Slow-roasted leg of lamb is a rustic dish ideally suited to showing off a full-bodied Shiraz.
This is the perfect lazy-day recipe when you have more important things to think about than watching the clock to gauge precise roasting time.
This recipe is great for lamb that’s past the first flush of youth. Think sizeable legs of 2kg or more, from an animal our mothers used to call mutton. The meat is tastier, richer, and ready to take on the bold flavours of olive oil, garlic, and lemon, and fistfuls of fresh herbs. You’ll need a lot of liquid to keep things moist. My choice is a combination of fulsome white wine and beef stock. These niftily balance the flavour of the meat and accompanying flavourants, creating a counter-point to the Shiraz you’re going to serve with it. If you use red wine for the cooking, it all gets a bit much.
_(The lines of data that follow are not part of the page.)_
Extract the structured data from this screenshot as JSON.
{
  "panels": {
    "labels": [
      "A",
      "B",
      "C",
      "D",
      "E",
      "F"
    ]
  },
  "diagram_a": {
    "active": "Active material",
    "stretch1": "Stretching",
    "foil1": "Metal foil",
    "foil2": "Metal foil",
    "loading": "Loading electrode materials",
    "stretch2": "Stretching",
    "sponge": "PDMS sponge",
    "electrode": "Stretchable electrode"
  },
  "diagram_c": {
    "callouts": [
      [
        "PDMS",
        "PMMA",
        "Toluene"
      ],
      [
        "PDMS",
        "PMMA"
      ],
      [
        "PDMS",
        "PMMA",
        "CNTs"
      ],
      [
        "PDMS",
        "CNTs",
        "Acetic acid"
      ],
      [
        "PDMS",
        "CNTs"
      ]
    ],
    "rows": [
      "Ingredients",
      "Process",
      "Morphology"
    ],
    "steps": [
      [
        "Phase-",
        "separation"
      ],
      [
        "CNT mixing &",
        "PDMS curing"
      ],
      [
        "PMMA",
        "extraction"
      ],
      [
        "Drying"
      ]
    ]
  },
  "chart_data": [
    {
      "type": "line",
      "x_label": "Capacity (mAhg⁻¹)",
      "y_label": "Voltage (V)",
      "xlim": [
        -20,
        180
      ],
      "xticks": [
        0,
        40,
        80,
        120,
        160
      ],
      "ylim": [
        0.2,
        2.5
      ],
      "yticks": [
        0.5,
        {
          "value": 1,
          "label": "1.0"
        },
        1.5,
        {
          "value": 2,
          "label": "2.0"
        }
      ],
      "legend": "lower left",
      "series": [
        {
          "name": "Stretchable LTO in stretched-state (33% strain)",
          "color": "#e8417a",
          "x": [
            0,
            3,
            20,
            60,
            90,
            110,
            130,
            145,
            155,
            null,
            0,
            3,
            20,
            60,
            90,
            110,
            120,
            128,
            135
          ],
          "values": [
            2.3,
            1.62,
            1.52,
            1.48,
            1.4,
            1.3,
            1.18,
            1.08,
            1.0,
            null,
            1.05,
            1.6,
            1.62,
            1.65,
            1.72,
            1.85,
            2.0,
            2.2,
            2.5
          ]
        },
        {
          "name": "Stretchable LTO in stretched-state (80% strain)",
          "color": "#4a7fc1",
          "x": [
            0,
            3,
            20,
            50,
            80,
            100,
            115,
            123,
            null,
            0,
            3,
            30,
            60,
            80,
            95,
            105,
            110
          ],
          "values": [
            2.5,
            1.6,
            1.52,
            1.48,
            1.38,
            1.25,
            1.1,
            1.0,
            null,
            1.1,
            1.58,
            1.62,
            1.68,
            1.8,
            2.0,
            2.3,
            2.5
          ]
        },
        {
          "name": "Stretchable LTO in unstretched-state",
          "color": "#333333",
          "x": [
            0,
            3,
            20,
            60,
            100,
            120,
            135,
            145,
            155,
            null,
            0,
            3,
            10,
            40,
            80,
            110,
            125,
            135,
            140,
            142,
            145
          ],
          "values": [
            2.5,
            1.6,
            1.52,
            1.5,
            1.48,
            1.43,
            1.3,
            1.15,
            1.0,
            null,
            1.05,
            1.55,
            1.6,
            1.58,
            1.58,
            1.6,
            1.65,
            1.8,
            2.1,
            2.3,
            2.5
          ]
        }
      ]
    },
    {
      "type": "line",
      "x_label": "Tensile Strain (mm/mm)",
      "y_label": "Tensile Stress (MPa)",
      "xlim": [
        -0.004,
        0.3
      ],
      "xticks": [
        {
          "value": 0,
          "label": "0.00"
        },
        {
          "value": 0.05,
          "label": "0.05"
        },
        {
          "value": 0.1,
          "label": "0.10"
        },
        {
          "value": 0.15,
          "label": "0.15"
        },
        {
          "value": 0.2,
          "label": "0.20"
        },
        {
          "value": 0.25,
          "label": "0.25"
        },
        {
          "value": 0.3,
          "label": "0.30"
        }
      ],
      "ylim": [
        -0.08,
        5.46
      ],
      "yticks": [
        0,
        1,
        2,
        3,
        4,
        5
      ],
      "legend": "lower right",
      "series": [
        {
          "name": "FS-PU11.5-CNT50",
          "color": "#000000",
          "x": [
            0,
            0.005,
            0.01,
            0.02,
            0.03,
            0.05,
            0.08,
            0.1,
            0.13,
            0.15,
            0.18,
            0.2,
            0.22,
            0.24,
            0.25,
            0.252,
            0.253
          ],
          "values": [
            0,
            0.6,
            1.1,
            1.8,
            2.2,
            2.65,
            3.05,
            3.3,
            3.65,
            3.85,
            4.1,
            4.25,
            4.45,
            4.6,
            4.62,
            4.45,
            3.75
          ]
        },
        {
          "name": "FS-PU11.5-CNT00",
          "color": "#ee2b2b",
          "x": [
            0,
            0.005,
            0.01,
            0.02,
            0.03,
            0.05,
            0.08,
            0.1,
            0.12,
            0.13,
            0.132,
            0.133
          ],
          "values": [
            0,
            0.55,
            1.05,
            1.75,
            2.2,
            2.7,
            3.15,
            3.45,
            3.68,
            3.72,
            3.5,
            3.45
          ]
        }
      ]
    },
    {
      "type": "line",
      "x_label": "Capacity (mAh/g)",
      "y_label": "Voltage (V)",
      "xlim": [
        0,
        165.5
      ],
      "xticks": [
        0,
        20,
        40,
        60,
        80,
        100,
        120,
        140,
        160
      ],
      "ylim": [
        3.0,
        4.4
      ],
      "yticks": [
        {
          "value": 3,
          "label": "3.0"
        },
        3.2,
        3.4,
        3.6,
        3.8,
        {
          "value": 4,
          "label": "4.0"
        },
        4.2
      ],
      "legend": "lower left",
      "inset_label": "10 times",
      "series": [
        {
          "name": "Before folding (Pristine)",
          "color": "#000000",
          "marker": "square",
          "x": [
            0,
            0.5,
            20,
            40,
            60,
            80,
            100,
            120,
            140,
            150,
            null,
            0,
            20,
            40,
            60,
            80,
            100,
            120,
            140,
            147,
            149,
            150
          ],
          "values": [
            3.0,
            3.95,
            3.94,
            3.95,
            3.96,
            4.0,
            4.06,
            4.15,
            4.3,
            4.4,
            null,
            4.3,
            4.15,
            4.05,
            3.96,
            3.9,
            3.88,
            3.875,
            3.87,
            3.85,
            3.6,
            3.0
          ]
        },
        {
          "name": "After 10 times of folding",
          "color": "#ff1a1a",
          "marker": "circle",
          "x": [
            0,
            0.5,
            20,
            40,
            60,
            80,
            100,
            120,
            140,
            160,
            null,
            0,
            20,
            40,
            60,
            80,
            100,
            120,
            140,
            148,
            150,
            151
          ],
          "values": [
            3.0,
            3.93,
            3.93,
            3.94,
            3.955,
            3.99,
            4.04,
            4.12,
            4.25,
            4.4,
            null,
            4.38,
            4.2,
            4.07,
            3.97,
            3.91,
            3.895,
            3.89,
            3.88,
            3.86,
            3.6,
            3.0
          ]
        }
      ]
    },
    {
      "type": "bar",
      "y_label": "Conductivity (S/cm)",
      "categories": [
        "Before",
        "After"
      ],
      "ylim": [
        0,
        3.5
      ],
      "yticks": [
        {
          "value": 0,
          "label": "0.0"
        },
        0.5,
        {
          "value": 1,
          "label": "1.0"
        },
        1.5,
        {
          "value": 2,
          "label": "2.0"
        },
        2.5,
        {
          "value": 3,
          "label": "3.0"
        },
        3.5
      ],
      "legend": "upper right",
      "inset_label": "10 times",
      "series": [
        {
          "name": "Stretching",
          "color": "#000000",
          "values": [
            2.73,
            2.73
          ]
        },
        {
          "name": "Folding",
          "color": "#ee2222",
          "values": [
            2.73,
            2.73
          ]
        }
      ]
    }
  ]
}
Towards the end, small onions are dunked into the gravy, adding flavour and eye-appeal, not to mention the perfect partner for the meaty main event. Other veggies can be added as well, such as new potatoes, infant carrots and cauliflower.
Slow-Roasted Leg of Lamb
1 large, fat leg of lamb (about 2 kg)
sea salt and milled black pepper
2 heads of garlic
2-3 lemons, sliced
generous amounts of rosemary, oregano and thyme sprigs
cup olive oil
1 cup full-bodied, dry white wine
1 cup beef stock
32 pickling onions, peeled
Heat the oven to 120C. Trim the lamb of excess fat (leave on a goodly amount for flavour and succulence) and season with a little salt and a generous amount of pepper. Cut the garlic heads in half through the middles and place them in a roaster to fit the meat snugly. Add the lemon slices and rosemary, oregano and thyme sprigs. Nestle the meat into this bed of bliss, and pour over the olive oil, wine and stock. Seal the roaster securely with a couple of large sheets of oiled foil (the oil will prevent the meat from sticking to the foil and ruining the look of your creation).
Roast the meat for about six hours until meltingly tender. The magic will happen whether or not you intervene, though nervous cooks might like to open the parcel and turn the meat occasionally. Add the onions (and other vegetables of your choice) to the sauce about 30 minutes before the cooking’s done.
Llift the lamb and vegetables onto a warm serving platter and tent with foil while finishing the gravy. Strain the cooking liquid into a saucepan, skim off the excess fat and boil uncovered until reduced and slightly syrupy. Eat up!